Vous pourriez croire que cette vache est en train de dormir … ne vous y trompez pas … elle rumine.
J’aurais pu, tout aussi bien, illustrer ce billet par la photo d’un flic américain conduisant avec concentration l’interrogatoire d’un gamin suspect d’avoir dévalisé une boutique de vendeur de bonbons.
Et, ayant toujours désormais dans ma voiture une boite de chewing-gum, afin de purifier mon haleine ainsi que le souhaita Maly, j’aurais pu prendre un selfie lorsque je conduis.
Dans tous ces cas, c’est sous forme de vidéo que l’on pourrait constater le mouvement des mâchoires et la corrélative semi-fermeture des paupières qui donne cet air un peu absent et mystérieux.
Nous savons déjà que, lorsqu’elles ruminent, les vaches fabriquent du méthane qu’elles évacuent, ensuite, dans des pets qui contribuent sensiblement à l’effet de serre. La rumination était donc, jusqu’ici, considérée comme néfaste et cela faisait partie des bons motifs que certains ont de souhaiter une énergique réduction de nos élevages.
La capacité d’innovation d’une équipe de chercheurs de l’Ecole de Technologie Supérieure de Montréal est assez remarquable et ils ont imaginé de récupérer l’énergie mise en œuvre dans les mouvements de mastication d’un être humain en l’équipant d’une mentonnière comprenant des capteurs piézoélectriques. A chaque mouvement du maxilaire inférieur, la pression exercée sur le dispositif fixé au menton fabrique un petit peu d’énergie électrique. Oh ! ne rêvons pas, il y a loin de cette source d’électricité à celle des centrales nucléaires. Une dizaine de micro-Watt, à comparer aux giga-Watt des centrales. Le rapport est donc de un à cent mille milliards. Autrement dit, si l’on équipait le menton de chaque humain on produirait moins d’un dix millième d’une seule centrale nucléaire.

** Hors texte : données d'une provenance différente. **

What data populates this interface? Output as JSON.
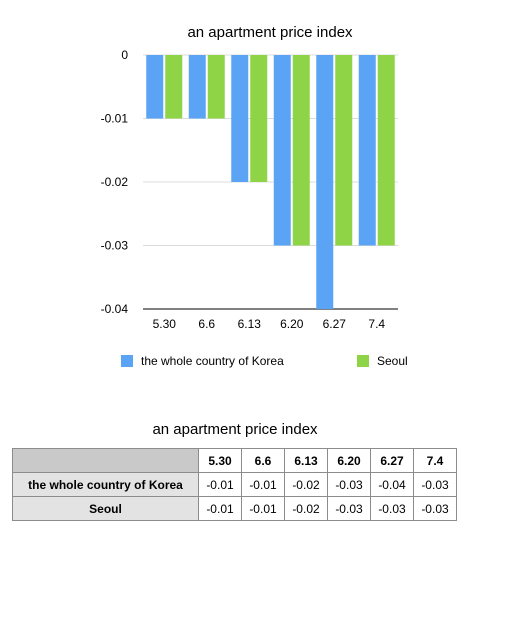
{
  "chart_data": {
    "type": "bar",
    "title": "an apartment price index",
    "categories": [
      "5.30",
      "6.6",
      "6.13",
      "6.20",
      "6.27",
      "7.4"
    ],
    "series": [
      {
        "name": "the whole country of Korea",
        "color": "#5aa3f5",
        "values": [
          -0.01,
          -0.01,
          -0.02,
          -0.03,
          -0.04,
          -0.03
        ]
      },
      {
        "name": "Seoul",
        "color": "#8fd347",
        "values": [
          -0.01,
          -0.01,
          -0.02,
          -0.03,
          -0.03,
          -0.03
        ]
      }
    ],
    "ylim": [
      -0.04,
      0
    ],
    "yticks": [
      "0",
      "-0.01",
      "-0.02",
      "-0.03",
      "-0.04"
    ],
    "grid": true,
    "legend": "bottom"
  },
  "table": {
    "title": "an apartment price index",
    "columns": [
      "5.30",
      "6.6",
      "6.13",
      "6.20",
      "6.27",
      "7.4"
    ],
    "rows": [
      {
        "label": "the whole country of Korea",
        "values": [
          "-0.01",
          "-0.01",
          "-0.02",
          "-0.03",
          "-0.04",
          "-0.03"
        ]
      },
      {
        "label": "Seoul",
        "values": [
          "-0.01",
          "-0.01",
          "-0.02",
          "-0.03",
          "-0.03",
          "-0.03"
        ]
      }
    ]
  }
}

Mais, si l’on équipait les vaches, l’énergie produite serait sûrement bien plus importante … et cela éviterait de chasser les bovins de nos prairies … et de nos assiettes (J’ai des tas d’amis qui me regardent de travers parce que j’aime la viande … et depuis le temps que je cherchais un argument écolo pour conserver nos vaches, je vais en user et en abuser). Imaginez, par exemple, la « ferme des mille vaches » produisant de l’électricité renouvelable ! Cela ne relativiserait-il pas le sérieux du combat des membres de la Confédération Paysanne qui s’opposent à cette magnifique réalisation où, en plus du lait produit, la bouse servira déjà à fabriquer du méthane mis en bouteille de gaz ?
L’innovation, il n’y a rien de plus beau … et, d’une certaine façon, rien de plus poétique.